Furthermore, we must mention that the crossing decision taken by Sadat in 1973 succeeded for several reasons, foremost among which was his ability at the time to keep his decision confidential. When he achieved his objectives against Israel, the leaders in Tel Aviv questioned why this occurred, concluding that there were various reasons, with the secrecy surrounding Sadat's decision being one of the foremost causes.
The necessary secrecy was what brought the agreement to light and set it on its path, but the remaining commitment will rest on the second reason to take it to the distant goal. This second reason is Iran’s seriousness in turning what it has signed into reality. It must be capable of doing so if its intentions are genuine; signing is easy and not an issue, but the essence remains with the sincerity of intentions and the ability of that signature to withstand various tests, surpass obstacles, and fulfill the commitments made to the guaranteeing party.
From now until the next two months, we will need to follow the reopening of the embassies in the two capitals. This will be a first step but will also lead to further developments, and the Iranian government must prove that this time is not like the previous one, and that the intentions this time are what makes it different.
If the Iranian side reassesses its position where it stands at this moment, it will realize it has exhausted itself as much as it has exhausted the region. If it has overstretched several Arab capitals with its presence, the exhaustion has affected it equally, as it cannot change the laws of geography, nor escape what is imposed upon it and others.

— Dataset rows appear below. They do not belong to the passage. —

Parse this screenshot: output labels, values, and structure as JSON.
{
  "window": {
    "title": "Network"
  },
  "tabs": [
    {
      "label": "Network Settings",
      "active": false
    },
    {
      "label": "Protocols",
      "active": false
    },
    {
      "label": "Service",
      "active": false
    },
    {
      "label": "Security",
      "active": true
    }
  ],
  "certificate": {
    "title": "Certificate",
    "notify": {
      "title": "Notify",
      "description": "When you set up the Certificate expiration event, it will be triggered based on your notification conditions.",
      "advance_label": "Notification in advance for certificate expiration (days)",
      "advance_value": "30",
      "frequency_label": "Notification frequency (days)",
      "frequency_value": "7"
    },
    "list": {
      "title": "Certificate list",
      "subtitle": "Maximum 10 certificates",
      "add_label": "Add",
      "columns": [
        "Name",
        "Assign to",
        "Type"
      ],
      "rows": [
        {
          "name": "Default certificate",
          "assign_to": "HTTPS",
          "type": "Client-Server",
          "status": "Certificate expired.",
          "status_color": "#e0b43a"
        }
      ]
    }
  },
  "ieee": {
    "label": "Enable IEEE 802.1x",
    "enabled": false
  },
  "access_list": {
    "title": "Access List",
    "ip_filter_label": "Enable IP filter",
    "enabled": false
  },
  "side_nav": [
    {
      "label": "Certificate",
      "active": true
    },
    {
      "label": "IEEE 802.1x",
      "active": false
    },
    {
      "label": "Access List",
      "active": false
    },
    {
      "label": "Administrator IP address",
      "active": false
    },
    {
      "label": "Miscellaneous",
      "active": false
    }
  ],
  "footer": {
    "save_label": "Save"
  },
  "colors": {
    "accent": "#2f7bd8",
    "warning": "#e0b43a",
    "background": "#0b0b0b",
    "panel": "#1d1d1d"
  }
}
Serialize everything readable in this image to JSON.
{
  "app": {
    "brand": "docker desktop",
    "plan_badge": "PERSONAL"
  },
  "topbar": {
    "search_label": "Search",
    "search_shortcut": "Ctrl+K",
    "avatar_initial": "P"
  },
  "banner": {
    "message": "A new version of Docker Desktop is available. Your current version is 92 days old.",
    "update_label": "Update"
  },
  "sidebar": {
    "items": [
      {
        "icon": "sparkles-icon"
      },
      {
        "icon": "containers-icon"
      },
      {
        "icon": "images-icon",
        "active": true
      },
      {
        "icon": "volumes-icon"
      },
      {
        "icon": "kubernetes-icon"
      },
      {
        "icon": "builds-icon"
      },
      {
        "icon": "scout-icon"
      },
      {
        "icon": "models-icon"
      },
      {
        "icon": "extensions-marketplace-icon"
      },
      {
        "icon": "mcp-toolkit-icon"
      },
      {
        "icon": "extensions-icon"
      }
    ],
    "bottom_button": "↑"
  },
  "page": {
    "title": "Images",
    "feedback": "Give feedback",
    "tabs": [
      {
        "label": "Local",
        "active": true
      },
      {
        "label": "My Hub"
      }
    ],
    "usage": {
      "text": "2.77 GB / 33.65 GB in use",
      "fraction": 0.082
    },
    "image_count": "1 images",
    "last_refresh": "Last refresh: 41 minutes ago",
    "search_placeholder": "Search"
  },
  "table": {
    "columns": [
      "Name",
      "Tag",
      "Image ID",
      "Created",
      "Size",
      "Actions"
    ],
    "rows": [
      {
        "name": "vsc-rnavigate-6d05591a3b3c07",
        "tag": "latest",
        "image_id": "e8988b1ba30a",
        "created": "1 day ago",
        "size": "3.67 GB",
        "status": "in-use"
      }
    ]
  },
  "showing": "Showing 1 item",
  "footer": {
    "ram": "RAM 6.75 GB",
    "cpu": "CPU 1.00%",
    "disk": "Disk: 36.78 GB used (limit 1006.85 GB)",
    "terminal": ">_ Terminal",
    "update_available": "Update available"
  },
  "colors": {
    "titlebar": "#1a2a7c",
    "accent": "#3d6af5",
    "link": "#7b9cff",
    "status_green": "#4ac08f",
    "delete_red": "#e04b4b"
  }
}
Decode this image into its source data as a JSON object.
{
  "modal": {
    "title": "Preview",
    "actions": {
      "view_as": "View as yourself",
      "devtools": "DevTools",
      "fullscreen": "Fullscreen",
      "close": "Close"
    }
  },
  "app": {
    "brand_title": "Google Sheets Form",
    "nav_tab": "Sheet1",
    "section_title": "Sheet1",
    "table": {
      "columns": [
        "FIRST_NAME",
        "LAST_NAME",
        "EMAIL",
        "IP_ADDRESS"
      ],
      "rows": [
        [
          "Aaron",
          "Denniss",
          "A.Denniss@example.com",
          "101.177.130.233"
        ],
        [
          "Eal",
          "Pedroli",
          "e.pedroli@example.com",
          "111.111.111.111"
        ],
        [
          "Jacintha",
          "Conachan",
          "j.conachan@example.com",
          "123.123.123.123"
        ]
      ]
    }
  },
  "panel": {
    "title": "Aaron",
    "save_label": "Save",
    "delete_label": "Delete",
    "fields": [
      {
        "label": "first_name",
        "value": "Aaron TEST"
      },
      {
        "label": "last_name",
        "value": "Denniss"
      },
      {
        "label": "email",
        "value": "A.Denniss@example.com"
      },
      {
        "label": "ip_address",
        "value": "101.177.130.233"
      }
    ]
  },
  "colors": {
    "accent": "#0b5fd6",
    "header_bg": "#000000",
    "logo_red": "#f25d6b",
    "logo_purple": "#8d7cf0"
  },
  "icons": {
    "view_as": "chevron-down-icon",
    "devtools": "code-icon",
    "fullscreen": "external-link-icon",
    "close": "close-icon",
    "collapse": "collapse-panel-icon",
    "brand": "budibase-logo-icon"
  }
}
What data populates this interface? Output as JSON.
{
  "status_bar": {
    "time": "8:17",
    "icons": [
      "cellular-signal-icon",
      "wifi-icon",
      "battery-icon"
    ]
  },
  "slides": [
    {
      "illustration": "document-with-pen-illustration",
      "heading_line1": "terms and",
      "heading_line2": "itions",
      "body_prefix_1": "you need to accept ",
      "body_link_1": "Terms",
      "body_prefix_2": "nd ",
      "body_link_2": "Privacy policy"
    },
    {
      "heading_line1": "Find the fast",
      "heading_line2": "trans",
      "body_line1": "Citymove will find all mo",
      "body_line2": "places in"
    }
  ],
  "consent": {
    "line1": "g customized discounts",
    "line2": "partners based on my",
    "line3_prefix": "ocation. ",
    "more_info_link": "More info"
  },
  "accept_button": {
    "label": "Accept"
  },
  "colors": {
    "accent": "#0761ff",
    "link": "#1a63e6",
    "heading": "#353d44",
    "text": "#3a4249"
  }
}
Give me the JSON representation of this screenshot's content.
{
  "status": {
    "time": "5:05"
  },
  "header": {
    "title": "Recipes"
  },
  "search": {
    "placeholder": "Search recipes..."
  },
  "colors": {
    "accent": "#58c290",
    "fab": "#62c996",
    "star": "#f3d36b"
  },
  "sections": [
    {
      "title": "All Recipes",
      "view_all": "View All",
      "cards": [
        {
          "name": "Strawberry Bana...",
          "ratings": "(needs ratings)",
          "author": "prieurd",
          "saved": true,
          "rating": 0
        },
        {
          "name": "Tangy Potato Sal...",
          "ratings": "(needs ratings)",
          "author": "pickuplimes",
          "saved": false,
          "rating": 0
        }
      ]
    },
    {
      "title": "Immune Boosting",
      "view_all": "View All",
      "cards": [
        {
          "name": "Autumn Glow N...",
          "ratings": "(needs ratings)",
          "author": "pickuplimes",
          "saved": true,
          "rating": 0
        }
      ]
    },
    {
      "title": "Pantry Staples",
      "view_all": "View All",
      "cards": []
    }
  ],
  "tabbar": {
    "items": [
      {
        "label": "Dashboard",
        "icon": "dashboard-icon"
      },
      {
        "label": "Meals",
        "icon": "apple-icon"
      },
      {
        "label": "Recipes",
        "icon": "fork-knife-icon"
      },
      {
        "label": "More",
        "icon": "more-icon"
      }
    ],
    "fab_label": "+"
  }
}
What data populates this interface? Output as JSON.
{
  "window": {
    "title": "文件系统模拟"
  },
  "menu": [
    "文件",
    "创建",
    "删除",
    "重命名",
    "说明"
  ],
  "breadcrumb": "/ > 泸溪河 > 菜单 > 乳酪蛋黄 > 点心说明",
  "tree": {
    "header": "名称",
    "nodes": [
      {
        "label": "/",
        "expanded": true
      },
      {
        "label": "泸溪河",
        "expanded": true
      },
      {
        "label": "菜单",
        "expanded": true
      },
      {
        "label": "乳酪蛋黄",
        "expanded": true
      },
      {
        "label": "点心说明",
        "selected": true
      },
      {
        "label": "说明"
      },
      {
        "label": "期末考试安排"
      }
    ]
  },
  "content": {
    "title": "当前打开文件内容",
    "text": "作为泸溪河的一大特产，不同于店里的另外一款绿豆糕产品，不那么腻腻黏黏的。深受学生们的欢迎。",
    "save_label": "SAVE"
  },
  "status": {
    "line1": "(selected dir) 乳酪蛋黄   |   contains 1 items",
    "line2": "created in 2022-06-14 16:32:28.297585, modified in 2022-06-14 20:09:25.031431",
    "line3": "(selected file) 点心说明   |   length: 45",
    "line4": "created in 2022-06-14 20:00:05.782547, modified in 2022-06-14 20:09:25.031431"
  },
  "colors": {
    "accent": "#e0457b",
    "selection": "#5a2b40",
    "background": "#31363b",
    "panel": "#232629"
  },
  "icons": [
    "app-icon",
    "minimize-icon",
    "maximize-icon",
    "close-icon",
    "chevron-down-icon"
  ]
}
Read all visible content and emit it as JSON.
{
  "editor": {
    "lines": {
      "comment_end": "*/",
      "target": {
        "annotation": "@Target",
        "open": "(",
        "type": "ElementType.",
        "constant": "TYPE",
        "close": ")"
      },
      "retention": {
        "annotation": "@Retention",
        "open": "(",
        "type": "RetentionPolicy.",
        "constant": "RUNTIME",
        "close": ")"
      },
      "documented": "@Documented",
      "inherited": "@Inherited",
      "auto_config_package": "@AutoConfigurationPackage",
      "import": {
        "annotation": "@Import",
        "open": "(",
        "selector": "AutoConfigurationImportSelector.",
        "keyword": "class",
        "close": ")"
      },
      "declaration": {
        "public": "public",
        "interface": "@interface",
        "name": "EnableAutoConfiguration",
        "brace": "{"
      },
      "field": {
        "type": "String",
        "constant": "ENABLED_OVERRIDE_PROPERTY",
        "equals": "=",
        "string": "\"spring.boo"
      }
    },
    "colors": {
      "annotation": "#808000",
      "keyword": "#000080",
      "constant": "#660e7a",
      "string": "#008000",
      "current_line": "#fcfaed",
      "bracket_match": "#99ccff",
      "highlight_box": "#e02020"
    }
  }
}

There is no exaggeration in stating that Tehran will be under test in the coming two months, and the reopening of the embassies will mark the start of this test. The Iranian decision-maker will be tested against himself more than against others, and success in this test will depend on his ability to translate the intentions held in their hearts, from mere intentions in their essence, into tangible steps with the other side in the world of people.
The region cannot afford a setback in the agreement, nor bear the consequences of returning to square one. Iran has no option but to realize this and act accordingly, dispelling the caution that many around it still cling to as they look forward to its next move. Iran is capable of translating its commitments into reality, but this capability needs to be coupled with political will. This coupling will be realized if the government's decisions move from a revolutionary square to a responsible state circle.